Oh yeah, and james punched me in the stomach today. Over his stupid fucking smash. I loath that fucking game more every day. It hurt a lot. He doesn't think he hit me that hard and doesn't believe me when I say he did. Wouldn't care so much if he had at least apologized for it but he didn't do anything. Just ignored me and started playing it. As much as that hurt physically it hurt a helluva lot more emotionally, that lack of caring. I told him before I left for my appointment that I was so glad he cared about his games so much more than he did about me. He just responded with "I didn't hit you that hard!" I wish he could have felt that pain, but if I had tried to reproduce it he would have said I hit him harder and blah, blah, blah. Excuses. That took way too long for him to do.

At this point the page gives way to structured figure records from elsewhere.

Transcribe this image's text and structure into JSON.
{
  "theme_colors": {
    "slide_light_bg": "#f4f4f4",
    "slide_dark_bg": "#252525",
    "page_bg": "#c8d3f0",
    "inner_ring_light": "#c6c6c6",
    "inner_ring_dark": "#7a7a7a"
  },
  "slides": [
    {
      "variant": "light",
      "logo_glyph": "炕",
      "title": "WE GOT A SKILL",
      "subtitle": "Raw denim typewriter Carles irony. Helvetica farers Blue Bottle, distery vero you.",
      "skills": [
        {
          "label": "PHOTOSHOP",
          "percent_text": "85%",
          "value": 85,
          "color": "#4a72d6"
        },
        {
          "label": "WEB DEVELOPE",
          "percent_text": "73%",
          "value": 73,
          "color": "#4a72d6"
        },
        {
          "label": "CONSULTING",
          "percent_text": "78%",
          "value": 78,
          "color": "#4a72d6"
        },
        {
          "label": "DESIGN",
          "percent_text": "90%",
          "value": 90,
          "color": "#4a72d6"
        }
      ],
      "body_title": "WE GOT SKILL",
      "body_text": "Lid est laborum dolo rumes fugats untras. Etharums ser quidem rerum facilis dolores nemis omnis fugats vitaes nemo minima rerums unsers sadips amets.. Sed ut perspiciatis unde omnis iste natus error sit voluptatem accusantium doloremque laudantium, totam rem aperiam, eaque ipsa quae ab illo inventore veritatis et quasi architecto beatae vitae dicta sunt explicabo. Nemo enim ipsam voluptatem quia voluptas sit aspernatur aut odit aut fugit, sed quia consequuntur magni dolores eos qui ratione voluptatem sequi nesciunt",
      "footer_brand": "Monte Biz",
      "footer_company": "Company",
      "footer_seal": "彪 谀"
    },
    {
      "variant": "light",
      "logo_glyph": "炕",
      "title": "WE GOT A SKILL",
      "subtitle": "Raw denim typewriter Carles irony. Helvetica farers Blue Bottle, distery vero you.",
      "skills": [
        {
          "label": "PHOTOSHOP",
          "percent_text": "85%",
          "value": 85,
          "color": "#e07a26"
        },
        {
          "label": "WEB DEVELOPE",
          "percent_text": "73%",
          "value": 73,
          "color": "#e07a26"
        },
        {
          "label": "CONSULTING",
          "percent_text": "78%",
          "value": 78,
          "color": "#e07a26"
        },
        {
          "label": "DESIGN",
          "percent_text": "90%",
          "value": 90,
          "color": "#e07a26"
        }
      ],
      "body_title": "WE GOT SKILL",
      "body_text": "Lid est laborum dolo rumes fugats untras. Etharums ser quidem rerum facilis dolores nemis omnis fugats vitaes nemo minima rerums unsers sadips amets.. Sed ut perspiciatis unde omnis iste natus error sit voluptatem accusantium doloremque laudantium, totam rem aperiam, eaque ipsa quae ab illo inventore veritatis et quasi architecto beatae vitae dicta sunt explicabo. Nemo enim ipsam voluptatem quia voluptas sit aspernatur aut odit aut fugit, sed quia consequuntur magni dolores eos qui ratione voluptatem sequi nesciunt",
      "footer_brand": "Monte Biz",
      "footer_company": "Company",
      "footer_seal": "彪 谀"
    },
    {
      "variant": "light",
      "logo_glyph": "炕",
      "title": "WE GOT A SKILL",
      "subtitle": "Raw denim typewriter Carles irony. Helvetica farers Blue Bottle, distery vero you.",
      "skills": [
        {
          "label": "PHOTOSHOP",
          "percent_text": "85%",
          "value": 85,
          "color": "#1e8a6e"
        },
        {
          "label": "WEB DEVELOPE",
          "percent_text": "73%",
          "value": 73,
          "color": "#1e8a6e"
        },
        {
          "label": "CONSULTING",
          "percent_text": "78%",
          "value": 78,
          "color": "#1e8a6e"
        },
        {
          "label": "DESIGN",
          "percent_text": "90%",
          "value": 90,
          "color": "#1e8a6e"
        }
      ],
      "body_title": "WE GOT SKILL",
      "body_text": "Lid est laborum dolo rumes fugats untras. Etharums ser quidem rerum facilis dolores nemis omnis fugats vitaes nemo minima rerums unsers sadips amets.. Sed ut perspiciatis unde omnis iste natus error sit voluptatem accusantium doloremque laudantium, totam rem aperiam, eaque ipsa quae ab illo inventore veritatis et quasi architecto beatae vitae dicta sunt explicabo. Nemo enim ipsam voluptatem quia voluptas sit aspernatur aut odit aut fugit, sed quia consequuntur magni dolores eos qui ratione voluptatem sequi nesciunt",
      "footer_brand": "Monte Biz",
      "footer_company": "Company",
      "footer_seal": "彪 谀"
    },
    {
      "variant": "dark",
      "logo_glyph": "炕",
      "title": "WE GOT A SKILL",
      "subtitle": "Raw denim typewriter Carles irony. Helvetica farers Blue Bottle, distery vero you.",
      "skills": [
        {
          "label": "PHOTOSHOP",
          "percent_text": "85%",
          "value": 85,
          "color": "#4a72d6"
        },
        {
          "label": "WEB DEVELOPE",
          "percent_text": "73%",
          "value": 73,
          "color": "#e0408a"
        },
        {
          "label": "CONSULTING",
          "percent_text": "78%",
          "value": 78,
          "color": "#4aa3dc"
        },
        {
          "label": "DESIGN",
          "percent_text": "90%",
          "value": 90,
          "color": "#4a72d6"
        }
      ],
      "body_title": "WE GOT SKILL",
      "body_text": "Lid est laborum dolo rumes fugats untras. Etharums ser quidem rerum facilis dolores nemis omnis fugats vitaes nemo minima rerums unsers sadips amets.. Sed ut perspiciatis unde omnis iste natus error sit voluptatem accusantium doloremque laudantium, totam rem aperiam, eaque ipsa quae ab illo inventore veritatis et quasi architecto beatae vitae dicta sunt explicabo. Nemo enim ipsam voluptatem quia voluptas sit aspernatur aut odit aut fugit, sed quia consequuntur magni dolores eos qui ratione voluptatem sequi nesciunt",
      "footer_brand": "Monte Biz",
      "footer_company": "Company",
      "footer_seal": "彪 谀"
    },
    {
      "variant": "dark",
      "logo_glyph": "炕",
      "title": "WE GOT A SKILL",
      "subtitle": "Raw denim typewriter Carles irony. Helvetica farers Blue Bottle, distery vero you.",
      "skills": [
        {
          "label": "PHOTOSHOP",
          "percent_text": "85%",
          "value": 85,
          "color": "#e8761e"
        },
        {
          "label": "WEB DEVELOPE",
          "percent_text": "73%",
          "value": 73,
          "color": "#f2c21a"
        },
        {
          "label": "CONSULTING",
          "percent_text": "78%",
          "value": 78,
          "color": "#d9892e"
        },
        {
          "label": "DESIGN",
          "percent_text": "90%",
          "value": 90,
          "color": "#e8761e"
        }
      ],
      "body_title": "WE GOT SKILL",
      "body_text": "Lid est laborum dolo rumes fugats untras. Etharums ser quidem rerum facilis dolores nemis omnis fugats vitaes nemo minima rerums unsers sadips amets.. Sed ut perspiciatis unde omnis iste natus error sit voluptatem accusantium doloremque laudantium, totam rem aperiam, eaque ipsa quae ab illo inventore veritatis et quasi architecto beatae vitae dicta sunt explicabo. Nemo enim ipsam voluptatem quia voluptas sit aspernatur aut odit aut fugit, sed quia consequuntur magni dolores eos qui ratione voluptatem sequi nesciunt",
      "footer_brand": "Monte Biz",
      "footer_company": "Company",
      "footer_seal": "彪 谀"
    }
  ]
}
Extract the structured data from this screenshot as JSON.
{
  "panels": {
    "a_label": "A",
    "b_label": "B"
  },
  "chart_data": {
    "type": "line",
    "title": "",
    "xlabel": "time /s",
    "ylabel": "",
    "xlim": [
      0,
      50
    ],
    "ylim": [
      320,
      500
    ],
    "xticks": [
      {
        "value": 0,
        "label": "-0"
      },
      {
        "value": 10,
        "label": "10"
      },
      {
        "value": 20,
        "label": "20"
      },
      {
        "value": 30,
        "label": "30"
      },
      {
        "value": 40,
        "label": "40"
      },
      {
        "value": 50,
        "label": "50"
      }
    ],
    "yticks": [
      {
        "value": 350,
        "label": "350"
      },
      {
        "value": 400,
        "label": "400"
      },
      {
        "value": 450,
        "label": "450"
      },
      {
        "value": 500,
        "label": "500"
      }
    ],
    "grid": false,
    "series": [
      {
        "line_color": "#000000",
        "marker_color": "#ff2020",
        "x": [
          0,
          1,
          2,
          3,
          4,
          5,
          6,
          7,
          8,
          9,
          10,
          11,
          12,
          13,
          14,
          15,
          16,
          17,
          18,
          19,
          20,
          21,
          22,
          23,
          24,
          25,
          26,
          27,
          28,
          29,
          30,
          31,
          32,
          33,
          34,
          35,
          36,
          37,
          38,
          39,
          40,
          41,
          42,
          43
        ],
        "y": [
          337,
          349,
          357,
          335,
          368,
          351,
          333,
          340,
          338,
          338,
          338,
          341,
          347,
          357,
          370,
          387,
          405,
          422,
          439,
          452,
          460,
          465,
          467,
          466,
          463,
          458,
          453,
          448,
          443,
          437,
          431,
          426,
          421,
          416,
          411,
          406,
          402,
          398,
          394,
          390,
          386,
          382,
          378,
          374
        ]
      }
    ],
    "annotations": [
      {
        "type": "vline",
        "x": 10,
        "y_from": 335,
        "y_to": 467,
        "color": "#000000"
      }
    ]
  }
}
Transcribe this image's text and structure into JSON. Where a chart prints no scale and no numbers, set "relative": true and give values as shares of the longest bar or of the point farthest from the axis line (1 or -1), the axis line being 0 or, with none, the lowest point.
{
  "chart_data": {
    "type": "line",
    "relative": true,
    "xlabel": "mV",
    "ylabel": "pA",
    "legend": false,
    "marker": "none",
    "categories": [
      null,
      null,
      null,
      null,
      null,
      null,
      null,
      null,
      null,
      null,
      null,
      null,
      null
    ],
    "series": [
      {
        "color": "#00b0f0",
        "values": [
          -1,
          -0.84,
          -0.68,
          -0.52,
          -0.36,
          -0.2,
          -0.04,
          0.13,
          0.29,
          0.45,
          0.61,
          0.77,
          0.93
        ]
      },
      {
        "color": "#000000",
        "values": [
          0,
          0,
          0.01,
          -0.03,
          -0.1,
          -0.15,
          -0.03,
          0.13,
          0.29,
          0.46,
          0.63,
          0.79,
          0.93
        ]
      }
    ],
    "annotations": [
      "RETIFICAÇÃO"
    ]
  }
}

I feel sick. Think the sauce is going to come back up. *sigh* :\

I want to wake up in your white, white sun
I want to wake up in your world with no pain
But I'll just suffer in a hope to die someday
While you are numb all of the way

When I hate it I know I can feel but
When you love it you know it's not real
And I am resigned to this wicked fucking world
On its way to hell
The living are dead and
I hope to join them too
I know what to do and I do it well...

When I hate it I know I can feel but
When you love it you know it's not real

Shoot myself to love you
If I loved myself I'd be shooting you
--M.M. Fundamentally Loathsome



( 2 comments — Leave a comment )
Mar. 13th, 2008 06:05 am (UTC)
Hyperthyroidism and Grave's is caused by too much TSH, not too little...
Tell James guys aren't supposed to hit girls!
Mar. 13th, 2008 10:41 pm (UTC)
The reason my ths is so low is because my t3 is too high. It's called t-3 toxicosis, but is still Graves disease.

And you should probably tell that to matt too.